Un ringraziamento è stato espresso anche dal dirigente scolastico del “Sereni” David Arioli nei confronti di tutti coloro che hanno permesso lo svolgimento della manifestazione: «È stato molto importante per i nostri ragazzi, che hanno potuto rendersi conto più profondamente di cosa sta accadendo. Grazie alle autorità che ce l’hanno concesso, agli insegnanti che hanno accompagnato questo gesto e ai ragazzi che si sono comportati davvero molto bene».

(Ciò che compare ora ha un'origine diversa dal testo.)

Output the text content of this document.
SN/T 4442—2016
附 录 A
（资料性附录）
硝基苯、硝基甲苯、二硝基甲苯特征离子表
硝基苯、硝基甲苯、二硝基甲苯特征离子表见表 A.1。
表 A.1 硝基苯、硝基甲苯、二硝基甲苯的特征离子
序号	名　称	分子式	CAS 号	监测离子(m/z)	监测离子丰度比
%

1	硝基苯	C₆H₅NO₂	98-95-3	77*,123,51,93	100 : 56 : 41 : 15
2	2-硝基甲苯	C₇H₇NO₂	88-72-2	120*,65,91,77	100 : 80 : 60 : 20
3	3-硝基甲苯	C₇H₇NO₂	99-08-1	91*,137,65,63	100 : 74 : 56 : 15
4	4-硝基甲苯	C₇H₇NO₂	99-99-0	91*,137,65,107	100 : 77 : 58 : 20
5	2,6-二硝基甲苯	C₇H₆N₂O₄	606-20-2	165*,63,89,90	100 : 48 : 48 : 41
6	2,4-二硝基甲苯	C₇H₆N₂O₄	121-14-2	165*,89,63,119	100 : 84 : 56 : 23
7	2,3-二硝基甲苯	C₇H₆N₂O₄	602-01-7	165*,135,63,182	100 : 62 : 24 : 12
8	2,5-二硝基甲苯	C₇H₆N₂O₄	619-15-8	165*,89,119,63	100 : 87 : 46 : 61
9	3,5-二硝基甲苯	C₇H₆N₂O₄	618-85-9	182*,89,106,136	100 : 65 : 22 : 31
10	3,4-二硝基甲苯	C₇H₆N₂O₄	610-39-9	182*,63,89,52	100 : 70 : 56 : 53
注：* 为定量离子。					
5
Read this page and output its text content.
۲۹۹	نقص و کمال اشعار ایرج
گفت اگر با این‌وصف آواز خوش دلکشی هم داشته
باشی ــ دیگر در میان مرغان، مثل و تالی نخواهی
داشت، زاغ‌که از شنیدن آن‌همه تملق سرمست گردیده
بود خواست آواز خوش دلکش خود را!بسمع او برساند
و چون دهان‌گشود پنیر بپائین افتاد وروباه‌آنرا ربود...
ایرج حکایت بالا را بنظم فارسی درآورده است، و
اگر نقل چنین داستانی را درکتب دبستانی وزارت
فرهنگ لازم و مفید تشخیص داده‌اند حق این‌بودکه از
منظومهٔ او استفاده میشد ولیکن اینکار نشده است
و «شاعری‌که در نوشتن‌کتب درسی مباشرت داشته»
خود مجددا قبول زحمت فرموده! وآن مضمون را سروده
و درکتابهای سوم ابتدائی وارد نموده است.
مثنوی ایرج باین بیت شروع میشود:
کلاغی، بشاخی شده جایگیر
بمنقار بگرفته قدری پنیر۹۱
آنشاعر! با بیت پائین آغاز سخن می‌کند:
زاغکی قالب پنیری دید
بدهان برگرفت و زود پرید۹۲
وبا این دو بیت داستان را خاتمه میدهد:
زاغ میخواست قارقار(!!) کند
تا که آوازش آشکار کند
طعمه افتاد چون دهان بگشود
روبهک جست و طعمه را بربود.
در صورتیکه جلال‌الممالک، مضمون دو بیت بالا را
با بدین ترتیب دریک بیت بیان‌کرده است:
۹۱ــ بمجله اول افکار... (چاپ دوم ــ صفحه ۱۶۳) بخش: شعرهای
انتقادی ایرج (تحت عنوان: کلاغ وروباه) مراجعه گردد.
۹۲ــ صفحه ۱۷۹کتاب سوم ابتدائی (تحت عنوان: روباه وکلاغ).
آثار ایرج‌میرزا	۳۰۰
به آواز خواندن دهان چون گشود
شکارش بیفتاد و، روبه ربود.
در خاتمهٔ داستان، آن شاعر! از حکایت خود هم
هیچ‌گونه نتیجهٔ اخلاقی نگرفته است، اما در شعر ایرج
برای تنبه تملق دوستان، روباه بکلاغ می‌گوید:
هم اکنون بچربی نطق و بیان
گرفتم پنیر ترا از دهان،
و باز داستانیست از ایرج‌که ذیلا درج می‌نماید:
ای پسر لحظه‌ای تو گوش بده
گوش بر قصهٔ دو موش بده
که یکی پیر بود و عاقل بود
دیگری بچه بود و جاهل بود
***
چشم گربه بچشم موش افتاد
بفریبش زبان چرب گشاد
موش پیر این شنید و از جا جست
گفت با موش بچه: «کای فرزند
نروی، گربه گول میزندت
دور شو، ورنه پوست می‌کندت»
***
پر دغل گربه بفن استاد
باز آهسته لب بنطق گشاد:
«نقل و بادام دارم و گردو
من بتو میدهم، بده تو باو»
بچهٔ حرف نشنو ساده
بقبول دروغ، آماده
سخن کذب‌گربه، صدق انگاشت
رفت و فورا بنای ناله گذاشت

«Il mio desiderio più grande, nel fare questo gesto, è che il nostro silenzio faccia più rumore della guerra», ci ha raccontato Amélie, che si augura di poter raccontare, in futuro, a figli e nipoti «solo questo e non qualcosa di più tragico rispetto a quello che sta accadendo», mentre il desiderio espresso da Arianna, invece, è quello di poter far capire, attraverso questa marcia silenziosa, «l’enorme errore che stiamo commettendo di nuovo: è inammissibile che, dopo quello che è successo, ricommettiamo gli stessi identici errori. Ci siamo resi conto di una situazione del genere solo nel momento in cui è stata toccata una nazione europea, ma spesso chiudiamo gli occhi quando ci sono altre guerre e questo non deve più accadere, in nessuna parte del mondo».

«Abbiamo partecipato a questa marcia silenziosa – ha aggiunto Giulio – perché vogliamo esprimere la nostra vicinanza all’Ucraina. È assurdo, nel 2022 e nella situazione europea in cui siamo, che sia scoppiata una guerra che non si riesce a fermare e che potrebbe portare a una guerra nucleare».